VAE.reparameterize(mu: Tensor, logvar: Tensor) Tensor
VAE.encode(x: Tensor) tuple[list[Tensor], ...]
VAE.decode(zs: list[Tensor]) Tensor
VAE.current_beta() float

Module Output Requirements

The encoder modules in encoders list must return a Tensor of shape (N, 2 * D), which will be split into:

\[\mu, \log \sigma^2 = \text{split}(h, \text{axis}=1)\]

Similarly, priors modules (if provided) should accept a latent tensor from the deeper layer and output the same (N, 2 * D) format to define hierarchical priors.

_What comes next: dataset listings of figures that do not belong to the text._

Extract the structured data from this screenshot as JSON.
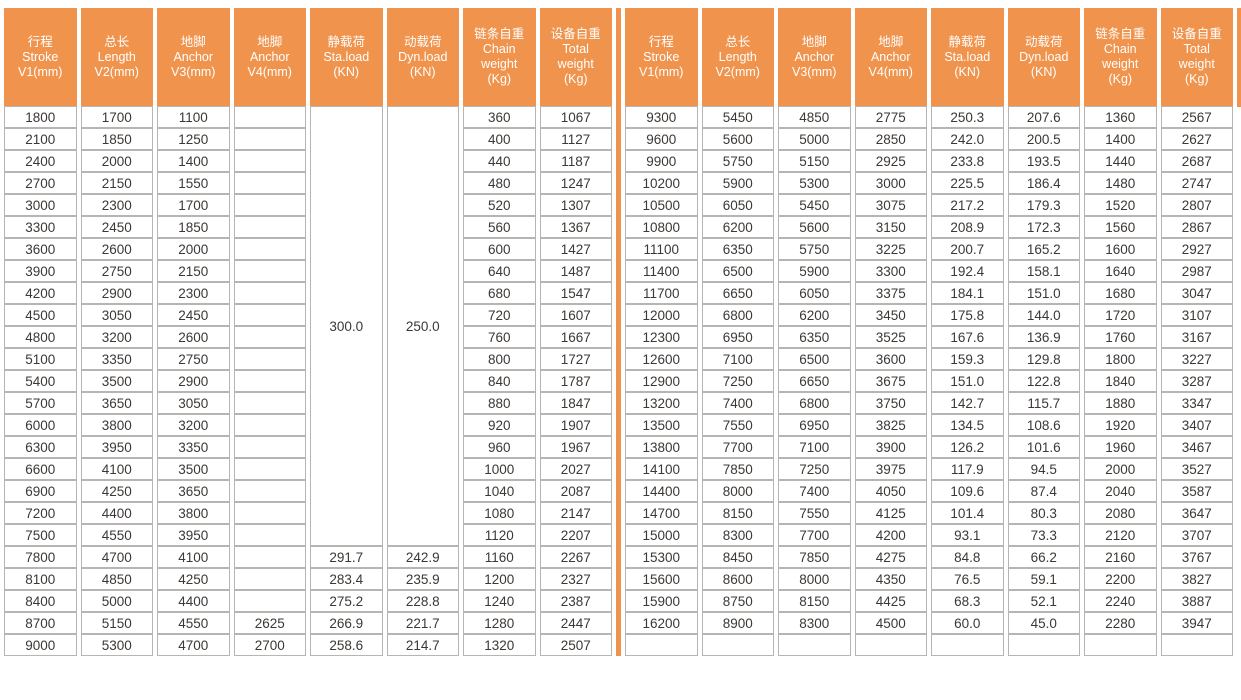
{
  "colors": {
    "header_bg": "#F0934D",
    "header_text": "#ffffff",
    "cell_border": "#b7b4b1",
    "cell_text": "#3b3835",
    "divider": "#F0934D"
  },
  "chart_data": {
    "type": "table",
    "note": "Technical specification table, two side-by-side halves sharing identical column headers"
  },
  "table": {
    "columns": [
      {
        "lines": [
          "行程",
          "Stroke",
          "V1(mm)"
        ]
      },
      {
        "lines": [
          "总长",
          "Length",
          "V2(mm)"
        ]
      },
      {
        "lines": [
          "地脚",
          "Anchor",
          "V3(mm)"
        ]
      },
      {
        "lines": [
          "地脚",
          "Anchor",
          "V4(mm)"
        ]
      },
      {
        "lines": [
          "静载荷",
          "Sta.load",
          "(KN)"
        ]
      },
      {
        "lines": [
          "动载荷",
          "Dyn.load",
          "(KN)"
        ]
      },
      {
        "lines": [
          "链条自重",
          "Chain",
          "weight",
          "(Kg)"
        ]
      },
      {
        "lines": [
          "设备自重",
          "Total",
          "weight",
          "(Kg)"
        ]
      }
    ],
    "left": {
      "merge": {
        "startCol": 4,
        "span": 2,
        "rowCount": 20,
        "values": [
          "300.0",
          "250.0"
        ]
      },
      "rows": [
        [
          "1800",
          "1700",
          "1100",
          "",
          "",
          "",
          "360",
          "1067"
        ],
        [
          "2100",
          "1850",
          "1250",
          "",
          "",
          "",
          "400",
          "1127"
        ],
        [
          "2400",
          "2000",
          "1400",
          "",
          "",
          "",
          "440",
          "1187"
        ],
        [
          "2700",
          "2150",
          "1550",
          "",
          "",
          "",
          "480",
          "1247"
        ],
        [
          "3000",
          "2300",
          "1700",
          "",
          "",
          "",
          "520",
          "1307"
        ],
        [
          "3300",
          "2450",
          "1850",
          "",
          "",
          "",
          "560",
          "1367"
        ],
        [
          "3600",
          "2600",
          "2000",
          "",
          "",
          "",
          "600",
          "1427"
        ],
        [
          "3900",
          "2750",
          "2150",
          "",
          "",
          "",
          "640",
          "1487"
        ],
        [
          "4200",
          "2900",
          "2300",
          "",
          "",
          "",
          "680",
          "1547"
        ],
        [
          "4500",
          "3050",
          "2450",
          "",
          "",
          "",
          "720",
          "1607"
        ],
        [
          "4800",
          "3200",
          "2600",
          "",
          "",
          "",
          "760",
          "1667"
        ],
        [
          "5100",
          "3350",
          "2750",
          "",
          "",
          "",
          "800",
          "1727"
        ],
        [
          "5400",
          "3500",
          "2900",
          "",
          "",
          "",
          "840",
          "1787"
        ],
        [
          "5700",
          "3650",
          "3050",
          "",
          "",
          "",
          "880",
          "1847"
        ],
        [
          "6000",
          "3800",
          "3200",
          "",
          "",
          "",
          "920",
          "1907"
        ],
        [
          "6300",
          "3950",
          "3350",
          "",
          "",
          "",
          "960",
          "1967"
        ],
        [
          "6600",
          "4100",
          "3500",
          "",
          "",
          "",
          "1000",
          "2027"
        ],
        [
          "6900",
          "4250",
          "3650",
          "",
          "",
          "",
          "1040",
          "2087"
        ],
        [
          "7200",
          "4400",
          "3800",
          "",
          "",
          "",
          "1080",
          "2147"
        ],
        [
          "7500",
          "4550",
          "3950",
          "",
          "",
          "",
          "1120",
          "2207"
        ],
        [
          "7800",
          "4700",
          "4100",
          "",
          "291.7",
          "242.9",
          "1160",
          "2267"
        ],
        [
          "8100",
          "4850",
          "4250",
          "",
          "283.4",
          "235.9",
          "1200",
          "2327"
        ],
        [
          "8400",
          "5000",
          "4400",
          "",
          "275.2",
          "228.8",
          "1240",
          "2387"
        ],
        [
          "8700",
          "5150",
          "4550",
          "2625",
          "266.9",
          "221.7",
          "1280",
          "2447"
        ],
        [
          "9000",
          "5300",
          "4700",
          "2700",
          "258.6",
          "214.7",
          "1320",
          "2507"
        ]
      ]
    },
    "right": {
      "rows": [
        [
          "9300",
          "5450",
          "4850",
          "2775",
          "250.3",
          "207.6",
          "1360",
          "2567"
        ],
        [
          "9600",
          "5600",
          "5000",
          "2850",
          "242.0",
          "200.5",
          "1400",
          "2627"
        ],
        [
          "9900",
          "5750",
          "5150",
          "2925",
          "233.8",
          "193.5",
          "1440",
          "2687"
        ],
        [
          "10200",
          "5900",
          "5300",
          "3000",
          "225.5",
          "186.4",
          "1480",
          "2747"
        ],
        [
          "10500",
          "6050",
          "5450",
          "3075",
          "217.2",
          "179.3",
          "1520",
          "2807"
        ],
        [
          "10800",
          "6200",
          "5600",
          "3150",
          "208.9",
          "172.3",
          "1560",
          "2867"
        ],
        [
          "11100",
          "6350",
          "5750",
          "3225",
          "200.7",
          "165.2",
          "1600",
          "2927"
        ],
        [
          "11400",
          "6500",
          "5900",
          "3300",
          "192.4",
          "158.1",
          "1640",
          "2987"
        ],
        [
          "11700",
          "6650",
          "6050",
          "3375",
          "184.1",
          "151.0",
          "1680",
          "3047"
        ],
        [
          "12000",
          "6800",
          "6200",
          "3450",
          "175.8",
          "144.0",
          "1720",
          "3107"
        ],
        [
          "12300",
          "6950",
          "6350",
          "3525",
          "167.6",
          "136.9",
          "1760",
          "3167"
        ],
        [
          "12600",
          "7100",
          "6500",
          "3600",
          "159.3",
          "129.8",
          "1800",
          "3227"
        ],
        [
          "12900",
          "7250",
          "6650",
          "3675",
          "151.0",
          "122.8",
          "1840",
          "3287"
        ],
        [
          "13200",
          "7400",
          "6800",
          "3750",
          "142.7",
          "115.7",
          "1880",
          "3347"
        ],
        [
          "13500",
          "7550",
          "6950",
          "3825",
          "134.5",
          "108.6",
          "1920",
          "3407"
        ],
        [
          "13800",
          "7700",
          "7100",
          "3900",
          "126.2",
          "101.6",
          "1960",
          "3467"
        ],
        [
          "14100",
          "7850",
          "7250",
          "3975",
          "117.9",
          "94.5",
          "2000",
          "3527"
        ],
        [
          "14400",
          "8000",
          "7400",
          "4050",
          "109.6",
          "87.4",
          "2040",
          "3587"
        ],
        [
          "14700",
          "8150",
          "7550",
          "4125",
          "101.4",
          "80.3",
          "2080",
          "3647"
        ],
        [
          "15000",
          "8300",
          "7700",
          "4200",
          "93.1",
          "73.3",
          "2120",
          "3707"
        ],
        [
          "15300",
          "8450",
          "7850",
          "4275",
          "84.8",
          "66.2",
          "2160",
          "3767"
        ],
        [
          "15600",
          "8600",
          "8000",
          "4350",
          "76.5",
          "59.1",
          "2200",
          "3827"
        ],
        [
          "15900",
          "8750",
          "8150",
          "4425",
          "68.3",
          "52.1",
          "2240",
          "3887"
        ],
        [
          "16200",
          "8900",
          "8300",
          "4500",
          "60.0",
          "45.0",
          "2280",
          "3947"
        ],
        [
          "",
          "",
          "",
          "",
          "",
          "",
          "",
          ""
        ]
      ]
    }
  }
}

Decoder modules in decoders list must accept a Tensor z and sequentially transform it back to the original input shape.

Examples

import lucid
import lucid.nn as nn
import lucid.nn.functional as F
from lucid.models.imggen import VAE

encoder = nn.Sequential(
    nn.Linear(784, 512),
    nn.ReLU(),
    nn.Linear(512, 128),
)

decoder = nn.Sequential(
    nn.Linear(64, 512),
    nn.ReLU(),
    nn.Linear(512, 784),
)

vae = VAE(
    encoders=[encoder],
    decoders=[decoder],
    input_shape=(784,),
)

x = lucid.randn(32, 784)
recon, mus, logvars, zs = vae(x)
loss, recon_loss, kl = vae.get_loss(x, recon, mus, logvars, zs)

Note

This VAE class encompasses the standard VAE, \(\beta\)-VAE, and Hierarchical VAE (HAVE).

Tip

The reparameterization is implemented as:

\[z = \mu + \epsilon \cdot \exp(\log \sigma^2 / 2), \quad \epsilon \sim \mathcal{N}(0, I)\]

Warning

Make sure the final decoder output is in the same shape and scale as the input, especially when using BCE loss, which expects values in \([0, 1]\).